Slowly Claudia laid down her goblet and dabbled her fingers in the bowl of water. ‘Something on your mind, Larentia?’ she asked sweetly.
‘Bitch!’
Claudia smiled. ‘Don’t suppose you could be a little more specific?’
Of course! She hadn’t considered this old harpy when she was looking for the writer of a poison pen letter but who else? Weren’t anonymous letters always written by women? And who better equipped with venom?
‘Whore! You’re nothing but a vain, idle, good-for-nothing, gold-digging harlot!’
Unless Julia watched her ways, she’d end up the very image of her mother in thirty years’ time. Crabbed and bony, with claws for fingers and only spite to keep her going. With a jerk of her head, which sent two curls loose from their moorings, Claudia indicated to the slaves in no uncertain terms to get lost and stay lost.
‘What really interests me is, did you write it yourself?’
A puzzled frown bit into the old woman’s forehead. ‘Write what?’

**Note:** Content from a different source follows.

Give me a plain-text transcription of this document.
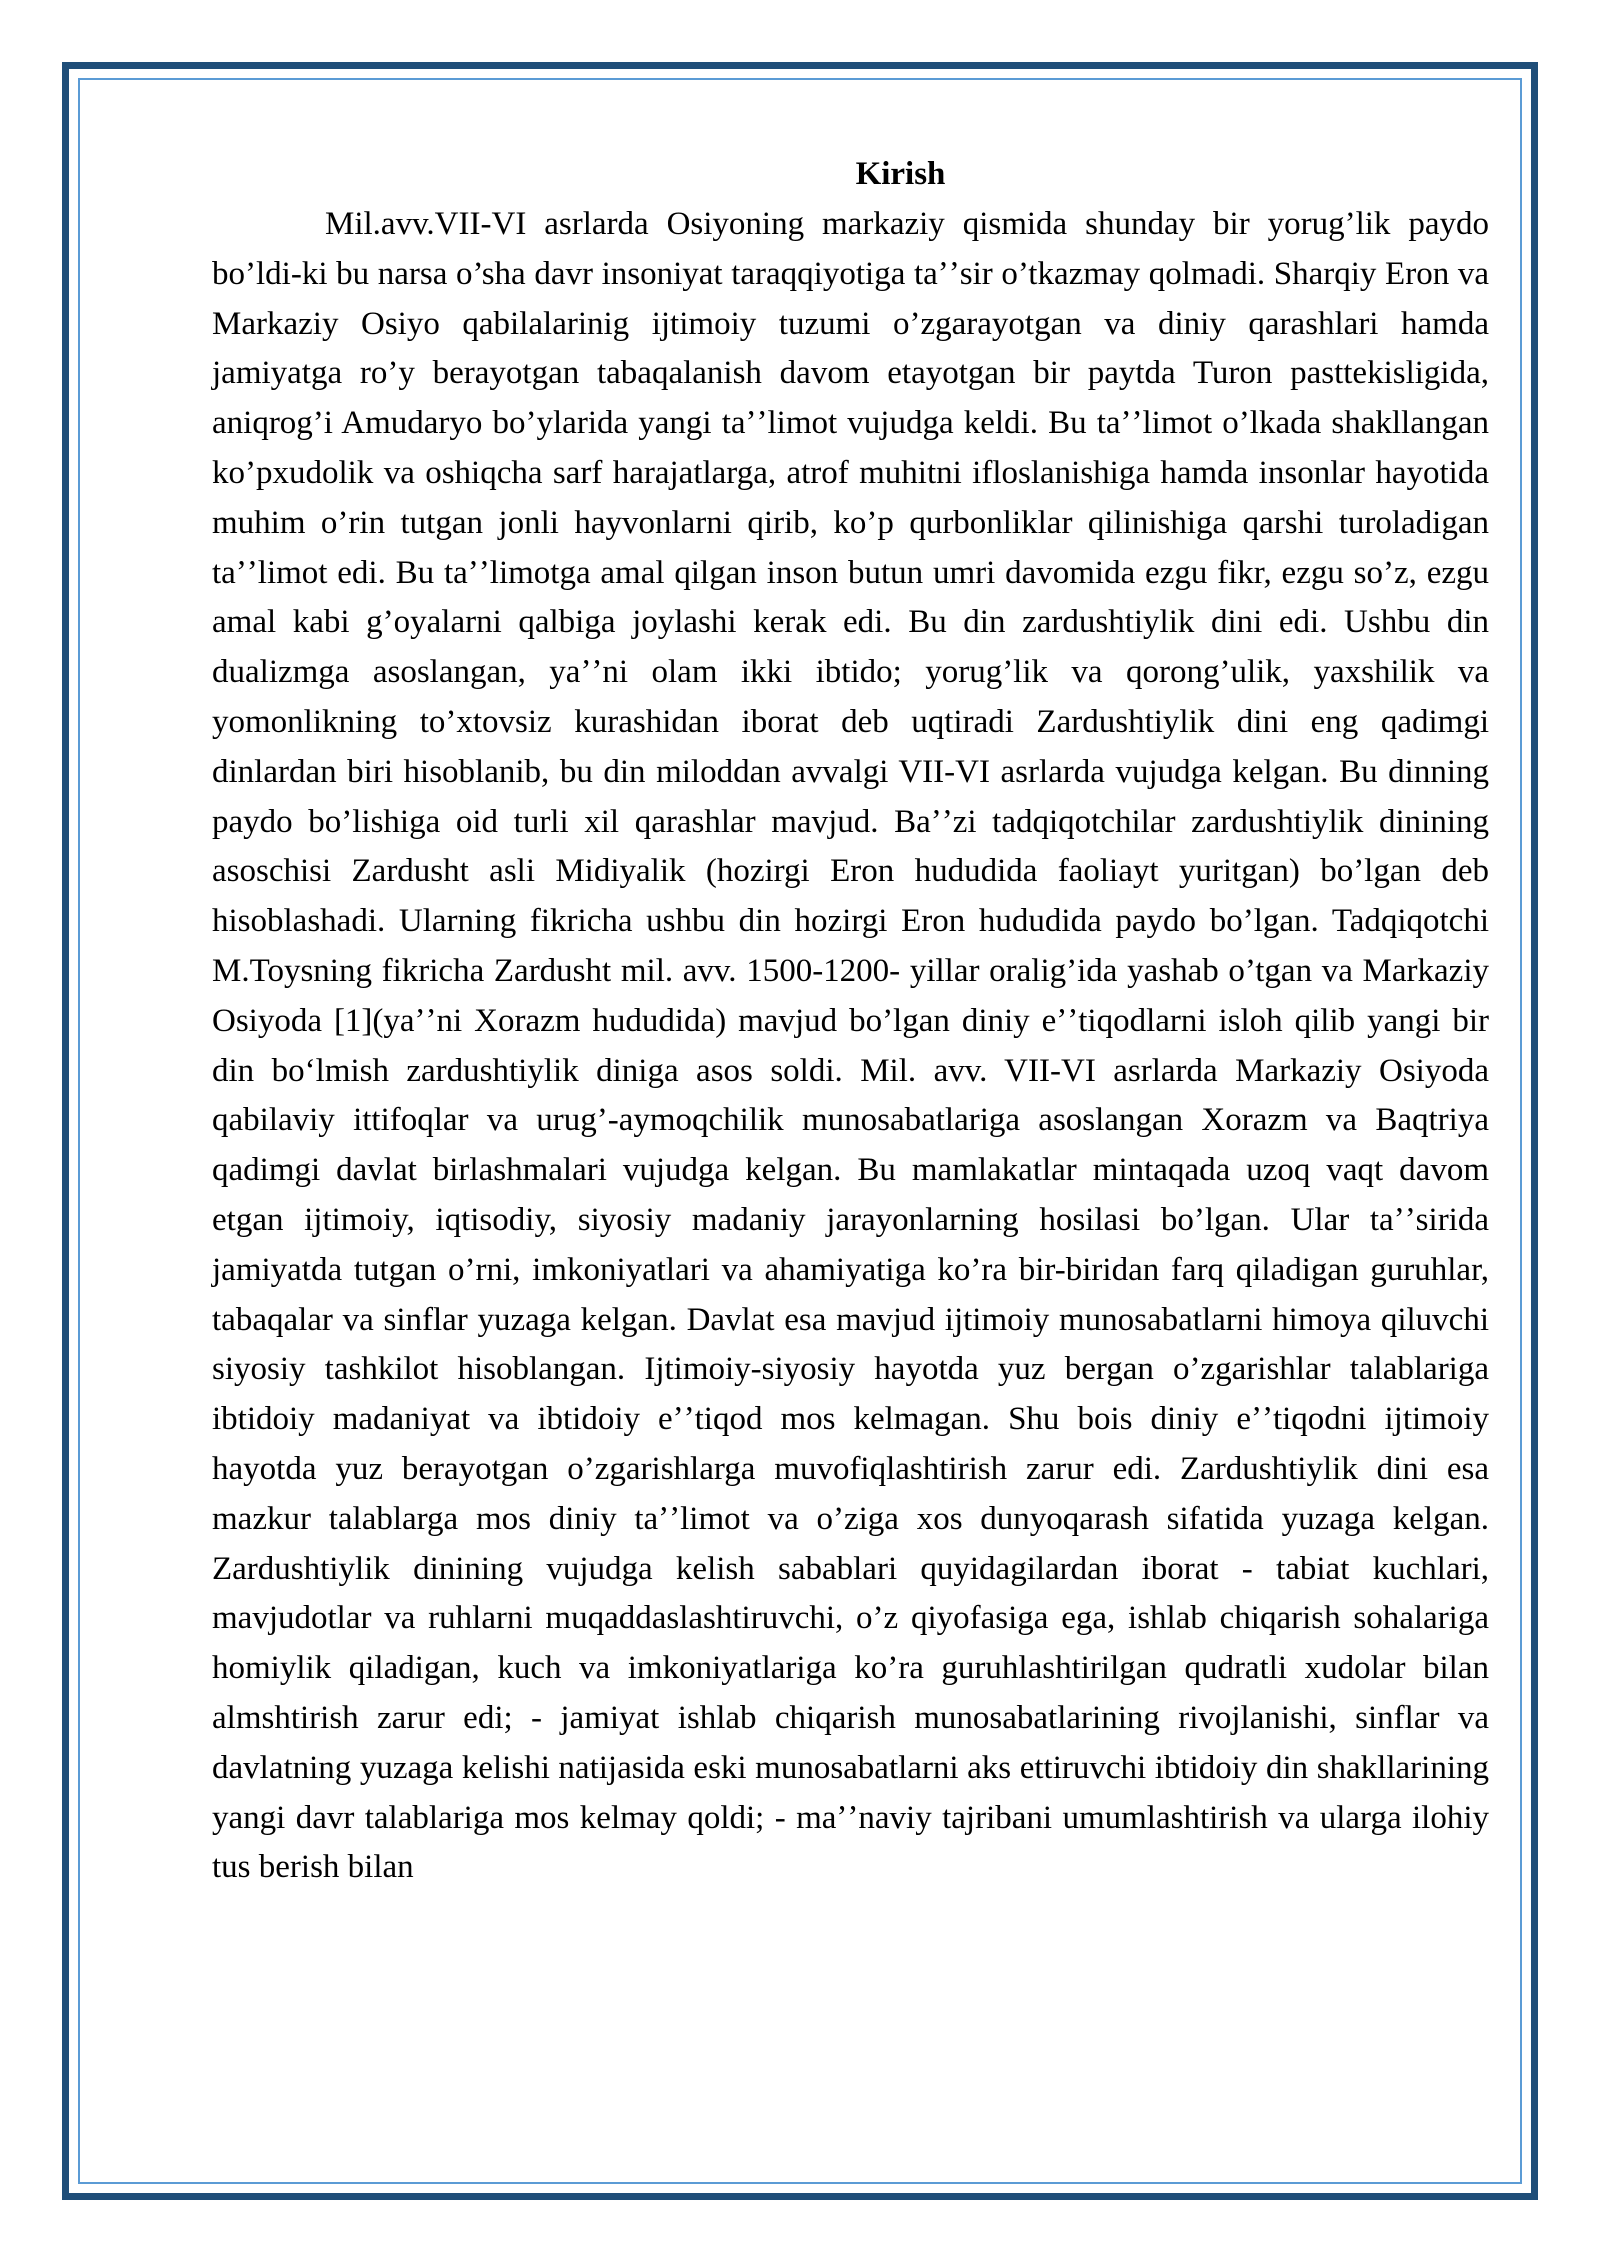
Kirish

Mil.avv.VII-VI asrlarda Osiyoning markaziy qismida shunday bir yorug’lik paydo bo’ldi-ki bu narsa o’sha davr insoniyat taraqqiyotiga taʼʼsir o’tkazmay qolmadi. Sharqiy Eron va Markaziy Osiyo qabilalarinig ijtimoiy tuzumi o’zgarayotgan va diniy qarashlari hamda jamiyatga ro’y berayotgan tabaqalanish davom etayotgan bir paytda Turon pasttekisligida, aniqrog’i Amudaryo bo’ylarida yangi taʼʼlimot vujudga keldi. Bu taʼʼlimot o’lkada shakllangan ko’pxudolik va oshiqcha sarf harajatlarga, atrof muhitni ifloslanishiga hamda insonlar hayotida muhim o’rin tutgan jonli hayvonlarni qirib, ko’p qurbonliklar qilinishiga qarshi turoladigan taʼʼlimot edi. Bu taʼʼlimotga amal qilgan inson butun umri davomida ezgu fikr, ezgu so’z, ezgu amal kabi g’oyalarni qalbiga joylashi kerak edi. Bu din zardushtiylik dini edi. Ushbu din dualizmga asoslangan, yaʼʼni olam ikki ibtido; yorug’lik va qorong’ulik, yaxshilik va yomonlikning to’xtovsiz kurashidan iborat deb uqtiradi Zardushtiylik dini eng qadimgi dinlardan biri hisoblanib, bu din miloddan avvalgi VII-VI asrlarda vujudga kelgan. Bu dinning paydo bo’lishiga oid turli xil qarashlar mavjud. Baʼʼzi tadqiqotchilar zardushtiylik dinining asoschisi Zardusht asli Midiyalik (hozirgi Eron hududida faoliayt yuritgan) bo’lgan deb hisoblashadi. Ularning fikricha ushbu din hozirgi Eron hududida paydo bo’lgan. Tadqiqotchi M.Toysning fikricha Zardusht mil. avv. 1500-1200- yillar oralig’ida yashab o’tgan va Markaziy Osiyoda [1](yaʼʼni Xorazm hududida) mavjud bo’lgan diniy eʼʼtiqodlarni isloh qilib yangi bir din boʻlmish zardushtiylik diniga asos soldi. Mil. avv. VII-VI asrlarda Markaziy Osiyoda qabilaviy ittifoqlar va urug’-aymoqchilik munosabatlariga asoslangan Xorazm va Baqtriya qadimgi davlat birlashmalari vujudga kelgan. Bu mamlakatlar mintaqada uzoq vaqt davom etgan ijtimoiy, iqtisodiy, siyosiy madaniy jarayonlarning hosilasi bo’lgan. Ular taʼʼsirida jamiyatda tutgan o’rni, imkoniyatlari va ahamiyatiga ko’ra bir-biridan farq qiladigan guruhlar, tabaqalar va sinflar yuzaga kelgan. Davlat esa mavjud ijtimoiy munosabatlarni himoya qiluvchi siyosiy tashkilot hisoblangan. Ijtimoiy-siyosiy hayotda yuz bergan o’zgarishlar talablariga ibtidoiy madaniyat va ibtidoiy eʼʼtiqod mos kelmagan. Shu bois diniy eʼʼtiqodni ijtimoiy hayotda yuz berayotgan o’zgarishlarga muvofiqlashtirish zarur edi. Zardushtiylik dini esa mazkur talablarga mos diniy taʼʼlimot va o’ziga xos dunyoqarash sifatida yuzaga kelgan. Zardushtiylik dinining vujudga kelish sabablari quyidagilardan iborat - tabiat kuchlari, mavjudotlar va ruhlarni muqaddaslashtiruvchi, o’z qiyofasiga ega, ishlab chiqarish sohalariga homiylik qiladigan, kuch va imkoniyatlariga ko’ra guruhlashtirilgan qudratli xudolar bilan almshtirish zarur edi; - jamiyat ishlab chiqarish munosabatlarining rivojlanishi, sinflar va davlatning yuzaga kelishi natijasida eski munosabatlarni aks ettiruvchi ibtidoiy din shakllarining yangi davr talablariga mos kelmay qoldi; - maʼʼnaviy tajribani umumlashtirish va ularga ilohiy tus berish bilan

‘Come, come, Larentia. I know. And you know. And Gaius knows. But he’s thrown it away. Thinks it’s a load of old codswallop, if you must know. Doesn’t believe a word of it.’
‘Thrown what away? Codswallop? What are you going on about?’
‘Don’t play games with me, Larentia. I simply wondered whether you wrote it all on your own, or whether you brought in a third party to write it for you.’ Everyone knew Larentia had very little schooling, and what she had she wasn’t very good at.
‘Don’t try and sidetrack me, you scheming hussy. It won’t work, I tell you. I know what you’re up to, and I’m warning you here and now, you won’t get away with your nasty tricks any longer.’